In a commencement speech of businessman Robert Smith last year to the 2019 class of Morehouse College, he impacted the lives of all the graduating seniors in the audience by pledging to pay off their student loan debt.
Also in this year 2020, smiles are being showered on the faces of successful young African-Americans, as yet another prosperous Black man is gesticulating to change the future of these promising young black students.
Frank Baker, the founder of a private equity firm that invests in technology companies, has attributed his inspiration to Smith’s pledge and is trailing his kind gesture path. Baker has just recently announced his commitment to paying the tuition balances of about 50 seniors graduating from Spelman College in Atlanta.
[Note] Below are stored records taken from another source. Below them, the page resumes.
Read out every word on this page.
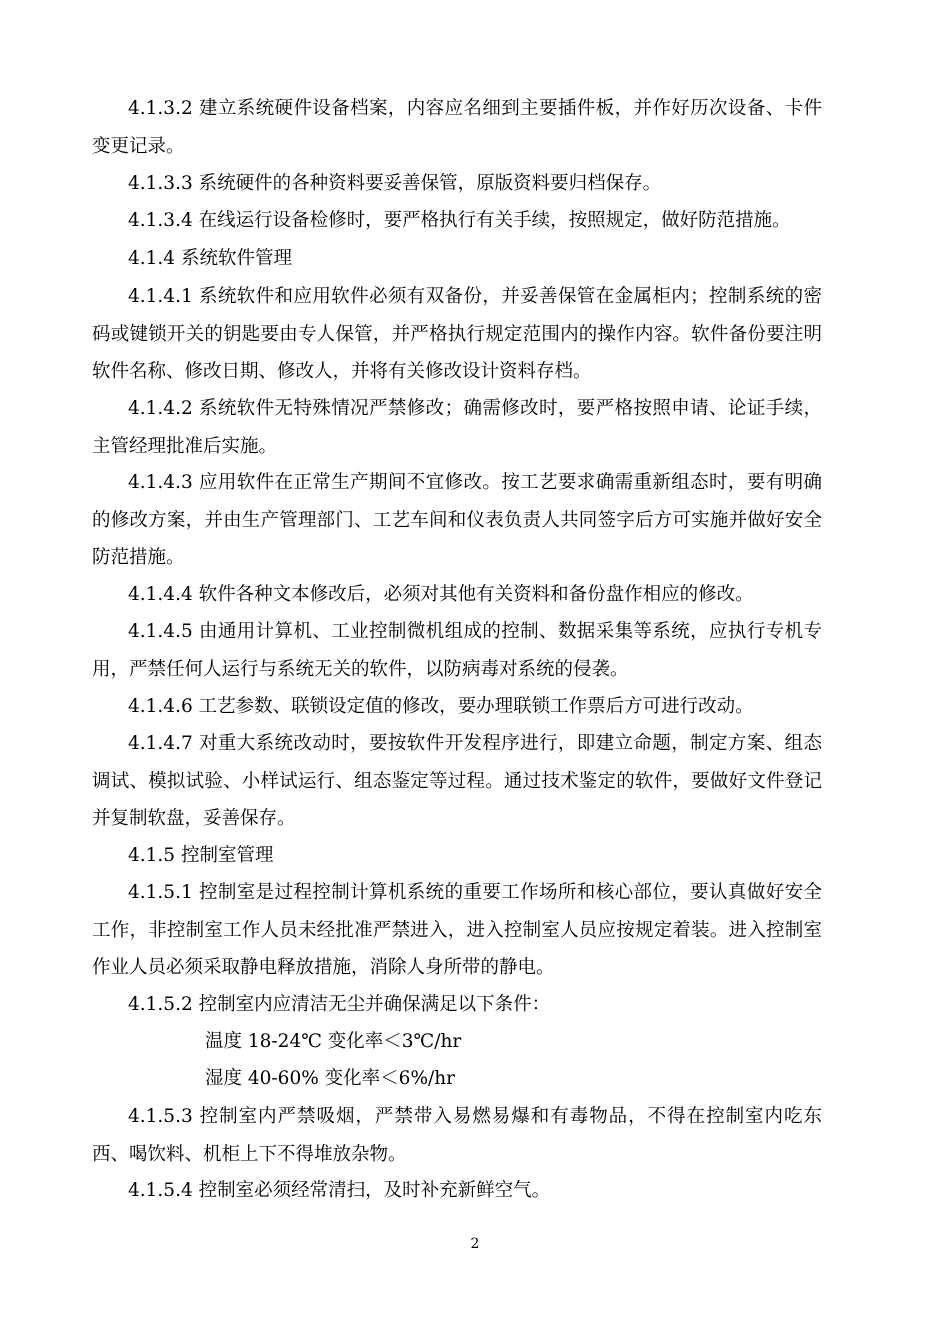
4.1.3.2 建立系统硬件设备档案，内容应名细到主要插件板，并作好历次设备、卡件变更记录。

4.1.3.3 系统硬件的各种资料要妥善保管，原版资料要归档保存。

4.1.3.4 在线运行设备检修时，要严格执行有关手续，按照规定，做好防范措施。

4.1.4 系统软件管理

4.1.4.1 系统软件和应用软件必须有双备份，并妥善保管在金属柜内；控制系统的密码或键锁开关的钥匙要由专人保管，并严格执行规定范围内的操作内容。软件备份要注明软件名称、修改日期、修改人，并将有关修改设计资料存档。

4.1.4.2 系统软件无特殊情况严禁修改；确需修改时，要严格按照申请、论证手续，主管经理批准后实施。

4.1.4.3 应用软件在正常生产期间不宜修改。按工艺要求确需重新组态时，要有明确的修改方案，并由生产管理部门、工艺车间和仪表负责人共同签字后方可实施并做好安全防范措施。

4.1.4.4 软件各种文本修改后，必须对其他有关资料和备份盘作相应的修改。

4.1.4.5 由通用计算机、工业控制微机组成的控制、数据采集等系统，应执行专机专用，严禁任何人运行与系统无关的软件，以防病毒对系统的侵袭。

4.1.4.6 工艺参数、联锁设定值的修改，要办理联锁工作票后方可进行改动。

4.1.4.7 对重大系统改动时，要按软件开发程序进行，即建立命题，制定方案、组态调试、模拟试验、小样试运行、组态鉴定等过程。通过技术鉴定的软件，要做好文件登记并复制软盘，妥善保存。

4.1.5 控制室管理

4.1.5.1 控制室是过程控制计算机系统的重要工作场所和核心部位，要认真做好安全工作，非控制室工作人员未经批准严禁进入，进入控制室人员应按规定着装。进入控制室作业人员必须采取静电释放措施，消除人身所带的静电。

4.1.5.2 控制室内应清洁无尘并确保满足以下条件：

温度 18-24℃ 变化率＜3℃/hr

湿度 40-60% 变化率＜6%/hr

4.1.5.3 控制室内严禁吸烟，严禁带入易燃易爆和有毒物品，不得在控制室内吃东西、喝饮料、机柜上下不得堆放杂物。

4.1.5.4 控制室必须经常清扫，及时补充新鲜空气。

2
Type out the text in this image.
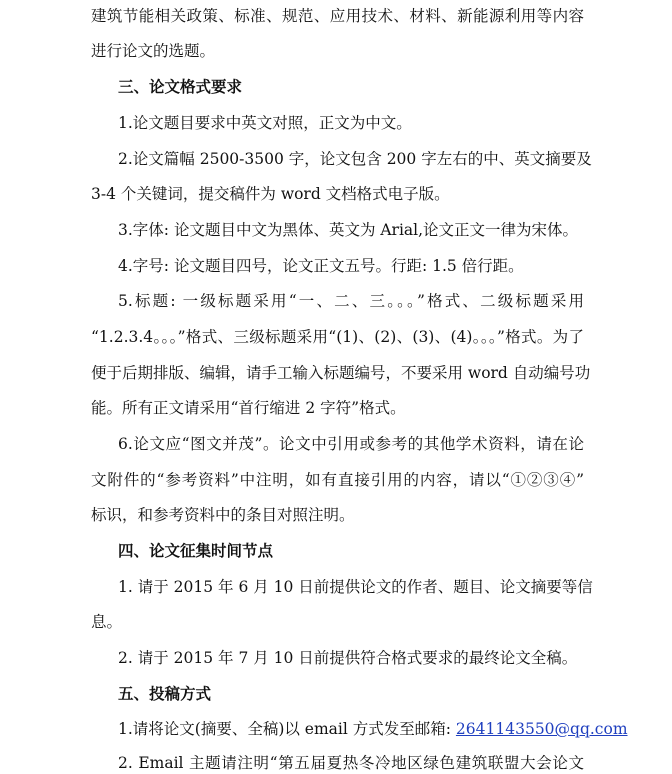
建筑节能相关政策、标准、规范、应用技术、材料、新能源利用等内容
进行论文的选题。
三、论文格式要求
1.论文题目要求中英文对照，正文为中文。
2.论文篇幅 2500-3500 字，论文包含 200 字左右的中、英文摘要及
3-4 个关键词，提交稿件为 word 文档格式电子版。
3.字体: 论文题目中文为黑体、英文为 Arial,论文正文一律为宋体。
4.字号: 论文题目四号，论文正文五号。行距: 1.5 倍行距。
5.标题: 一级标题采用“一、二、三。。。”格式、二级标题采用
“1.2.3.4。。。”格式、三级标题采用“(1)、(2)、(3)、(4)。。。”格式。为了
便于后期排版、编辑，请手工输入标题编号，不要采用 word 自动编号功
能。所有正文请采用“首行缩进 2 字符”格式。
6.论文应“图文并茂”。论文中引用或参考的其他学术资料，请在论
文附件的“参考资料”中注明，如有直接引用的内容，请以“①②③④”
标识，和参考资料中的条目对照注明。
四、论文征集时间节点
1. 请于 2015 年 6 月 10 日前提供论文的作者、题目、论文摘要等信
息。
2. 请于 2015 年 7 月 10 日前提供符合格式要求的最终论文全稿。
五、投稿方式
1.请将论文(摘要、全稿)以 email 方式发至邮箱: 2641143550@qq.com
2. Email 主题请注明“第五届夏热冬冷地区绿色建筑联盟大会论文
“Robert was fortunate enough to go to Cornell and Columbia and him giving to Morehouse was a nod to the recognition that the majority of African-Americans going to college are graduating from historically black institutions,” Baker, who graduated from the University of Chicago, told Forbes. “We need to make sure these schools continue to be viable. We are all part of the same community. It doesn’t matter if I went to the school or not.”
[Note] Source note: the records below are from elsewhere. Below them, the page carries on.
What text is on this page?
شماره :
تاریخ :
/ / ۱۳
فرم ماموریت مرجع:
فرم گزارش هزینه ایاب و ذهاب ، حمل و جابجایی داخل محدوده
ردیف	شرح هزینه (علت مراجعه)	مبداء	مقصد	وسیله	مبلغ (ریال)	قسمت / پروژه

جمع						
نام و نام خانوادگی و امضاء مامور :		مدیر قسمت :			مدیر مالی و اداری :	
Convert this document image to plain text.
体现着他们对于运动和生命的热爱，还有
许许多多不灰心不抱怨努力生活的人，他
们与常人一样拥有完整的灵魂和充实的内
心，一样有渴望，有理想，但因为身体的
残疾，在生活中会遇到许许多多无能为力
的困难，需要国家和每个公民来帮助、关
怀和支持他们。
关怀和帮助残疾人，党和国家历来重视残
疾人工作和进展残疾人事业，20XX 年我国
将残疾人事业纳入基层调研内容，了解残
Baker got the information from the college’s board of trustees that there were 50 high-achieving seniors who had balances and needed help.
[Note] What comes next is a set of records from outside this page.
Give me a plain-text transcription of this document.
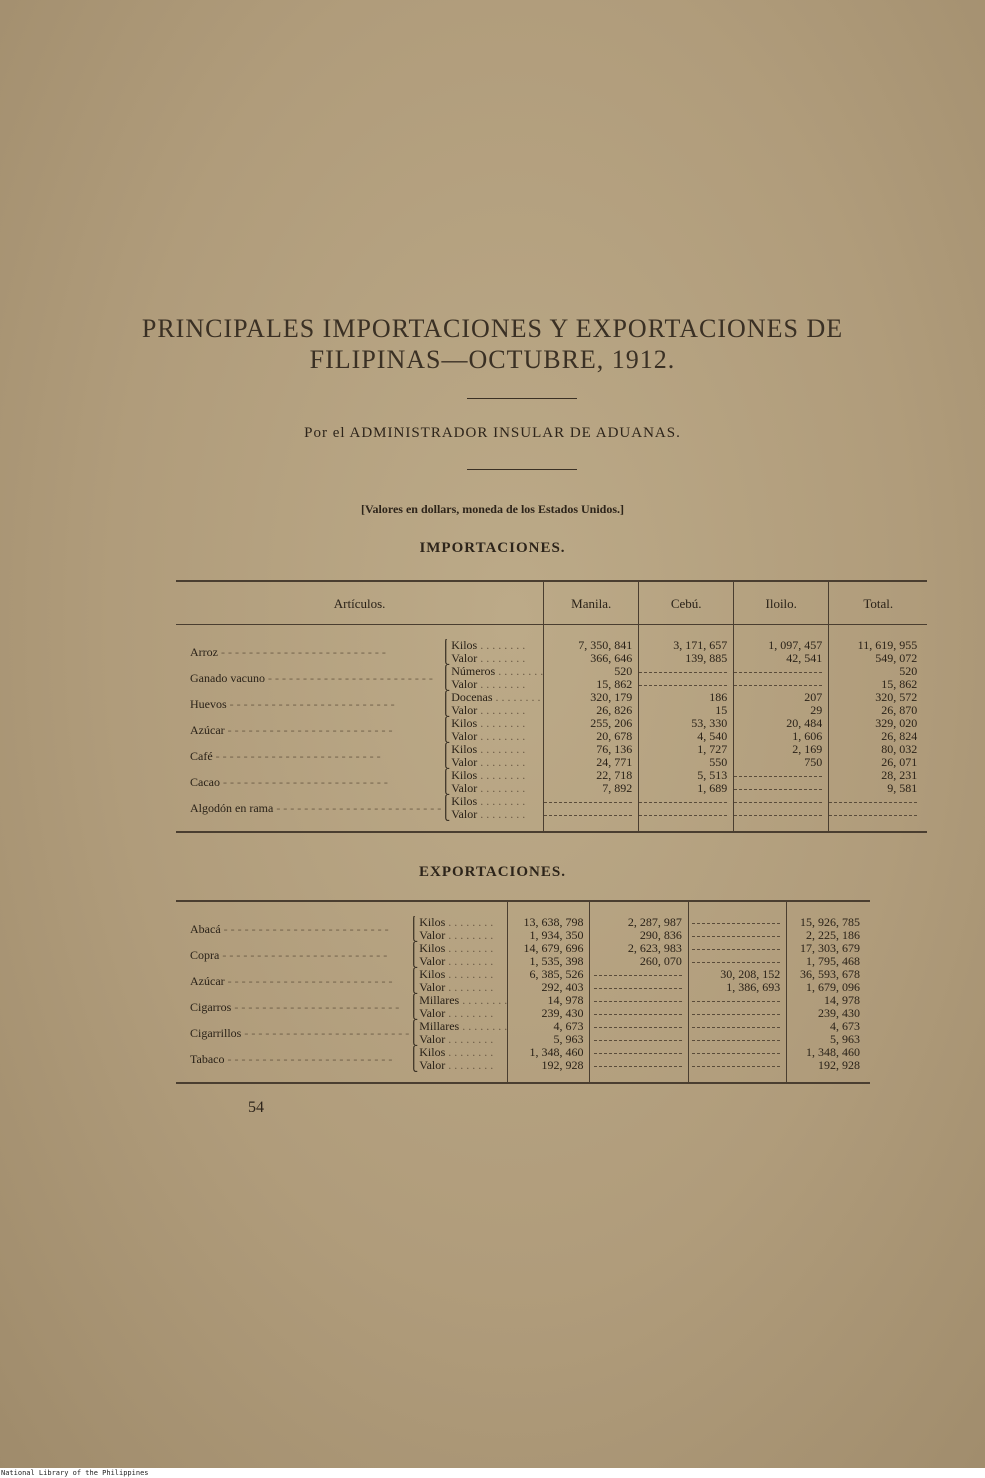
PRINCIPALES IMPORTACIONES Y EXPORTACIONES DE
FILIPINAS—OCTUBRE, 1912.
Por el ADMINISTRADOR INSULAR DE ADUANAS.
[Valores en dollars, moneda de los Estados Unidos.]
IMPORTACIONES.
Artículos.		Manila.	Cebú.	Iloilo.	Total.

Arroz - - - - - - - - - - - - - - - - - - - - - - - -	⎧Kilos . . . . . . . .	7, 350, 841	3, 171, 657	1, 097, 457	11, 619, 955
	⎩Valor . . . . . . . .	366, 646	139, 885	42, 541	549, 072
Ganado vacuno - - - - - - - - - - - - - - - - - - - - - - - -	⎧Números . . . . . . . .	520			520
	⎩Valor . . . . . . . .	15, 862			15, 862
Huevos - - - - - - - - - - - - - - - - - - - - - - - -	⎧Docenas . . . . . . . .	320, 179	186	207	320, 572
	⎩Valor . . . . . . . .	26, 826	15	29	26, 870
Azúcar - - - - - - - - - - - - - - - - - - - - - - - -	⎧Kilos . . . . . . . .	255, 206	53, 330	20, 484	329, 020
	⎩Valor . . . . . . . .	20, 678	4, 540	1, 606	26, 824
Café - - - - - - - - - - - - - - - - - - - - - - - -	⎧Kilos . . . . . . . .	76, 136	1, 727	2, 169	80, 032
	⎩Valor . . . . . . . .	24, 771	550	750	26, 071
Cacao - - - - - - - - - - - - - - - - - - - - - - - -	⎧Kilos . . . . . . . .	22, 718	5, 513		28, 231
	⎩Valor . . . . . . . .	7, 892	1, 689		9, 581
Algodón en rama - - - - - - - - - - - - - - - - - - - - - - - -	⎧Kilos . . . . . . . .				
	⎩Valor . . . . . . . .				

EXPORTACIONES.

Abacá - - - - - - - - - - - - - - - - - - - - - - - -	⎧Kilos . . . . . . . .	13, 638, 798	2, 287, 987		15, 926, 785
	⎩Valor . . . . . . . .	1, 934, 350	290, 836		2, 225, 186
Copra - - - - - - - - - - - - - - - - - - - - - - - -	⎧Kilos . . . . . . . .	14, 679, 696	2, 623, 983		17, 303, 679
	⎩Valor . . . . . . . .	1, 535, 398	260, 070		1, 795, 468
Azúcar - - - - - - - - - - - - - - - - - - - - - - - -	⎧Kilos . . . . . . . .	6, 385, 526		30, 208, 152	36, 593, 678
	⎩Valor . . . . . . . .	292, 403		1, 386, 693	1, 679, 096
Cigarros - - - - - - - - - - - - - - - - - - - - - - - -	⎧Millares . . . . . . . .	14, 978			14, 978
	⎩Valor . . . . . . . .	239, 430			239, 430
Cigarrillos - - - - - - - - - - - - - - - - - - - - - - - -	⎧Millares . . . . . . . .	4, 673			4, 673
	⎩Valor . . . . . . . .	5, 963			5, 963
Tabaco - - - - - - - - - - - - - - - - - - - - - - - -	⎧Kilos . . . . . . . .	1, 348, 460			1, 348, 460
	⎩Valor . . . . . . . .	192, 928			192, 928

54
National Library of the Philippines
“The people who my heart really goes out to are women in their senior year who can’t afford it anymore and have to drop out,” Baker says. “These are the most resilient people because if they run out of money their senior year, you know they were out of money their sophomore year and just made it work.”
It has been estimated that the cost of paying off the tuition balances of the 50 graduates is at $250,000. Baker has further made a pledge of committing approximately a million dollar to assist Spelman seniors in the same financial condition for the next three years.
“These are the women we need in the workforce,” he says. “They are going to make a difference”, he added.